Surface chemistry-controlled tribological behavior of silicon and diamond

Abstract

SEM tribometric experiments were performed with Si(100) vs. Si(100) interfaces in mode-rate vacuum to 850°C. The results are compared with similar tests previously completed with fine-cauliflowered PCD (PCDfcf) mated against itself, and polished C(100)-textured polycrystalline diamond (PCDC(100)) sliding against Si(100). All data agree with a hypothesis connecting the thermal desorption of adsorbates and wear with the generation of dangling bonds on the sliding surfaces. Linking of the counterfaces by the free radicals appears to be the main cause of high adhesion and friction. The high friction can be drastically reduced by dissociative chemisorption of certain passivating gaseous species condensing at sufficiently low surface temperatures. Strong circumstantial evidence continues to mount for the incremental reduction in high temperature friction being caused by surface reconstruction.
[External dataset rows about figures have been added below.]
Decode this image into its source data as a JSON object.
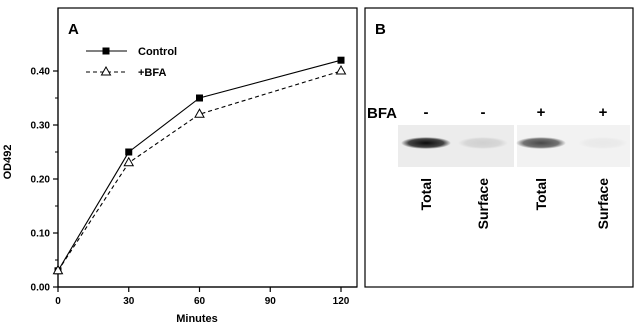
{
  "chart_data": {
    "type": "line",
    "panel_label": "A",
    "x": [
      0,
      30,
      60,
      120
    ],
    "xticks": [
      "0",
      "30",
      "60",
      "90",
      "120"
    ],
    "xtick_values": [
      0,
      30,
      60,
      90,
      120
    ],
    "yticks": [
      "0.00",
      "0.10",
      "0.20",
      "0.30",
      "0.40"
    ],
    "ytick_values": [
      0.0,
      0.1,
      0.2,
      0.3,
      0.4
    ],
    "xlim": [
      0,
      120
    ],
    "ylim": [
      0,
      0.45
    ],
    "xlabel": "Minutes",
    "ylabel": "OD492",
    "grid": false,
    "legend_position": "top-left",
    "series": [
      {
        "name": "Control",
        "values": [
          0.03,
          0.25,
          0.35,
          0.42
        ],
        "marker": "filled-square",
        "line": "solid",
        "color": "#000000"
      },
      {
        "name": "+BFA",
        "values": [
          0.03,
          0.23,
          0.32,
          0.4
        ],
        "marker": "open-triangle",
        "line": "dashed",
        "color": "#000000"
      }
    ]
  },
  "blot": {
    "panel_label": "B",
    "row_label": "BFA",
    "lanes": [
      {
        "sign": "-",
        "label": "Total",
        "intensity": 0.95
      },
      {
        "sign": "-",
        "label": "Surface",
        "intensity": 0.12
      },
      {
        "sign": "+",
        "label": "Total",
        "intensity": 0.7
      },
      {
        "sign": "+",
        "label": "Surface",
        "intensity": 0.04
      }
    ]
  }
}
Deconstruction of the sliding surfaces and the reemergence of high friction eventually occurs on discontinued heating, until the adsorbates chemisorb on the cooled surfaces. There, the friction drops to a level determined by the characteristic shear strength of the interfaces and the wear-induced increase in the real area of contact. The maximum friction measured at high temperatures in vacuum, indicative of the most intensive interaction of dangling bonds at the interface, scaled only approximately with the 1.8 times strength of the C-C versus the Si-Si bonds. The 1.6 experimental ratio is lower than the theoretical, reflecting the broad distribution of dangling bond energies (densities of surface trap states) for PCD and even for polished Si(100). The wear rate of Si(100) sliding against itself is about four-orders-of-magnitude higher (~ 2 × 10-12 m3/(Nm)) than that of unpolished PCDfcf vs. itself (4 × 10-16 m3/(Nm)) or rough and unpolished PCDC(100) wearing its polished version (8.5 × 10-16 m3/(Nm)).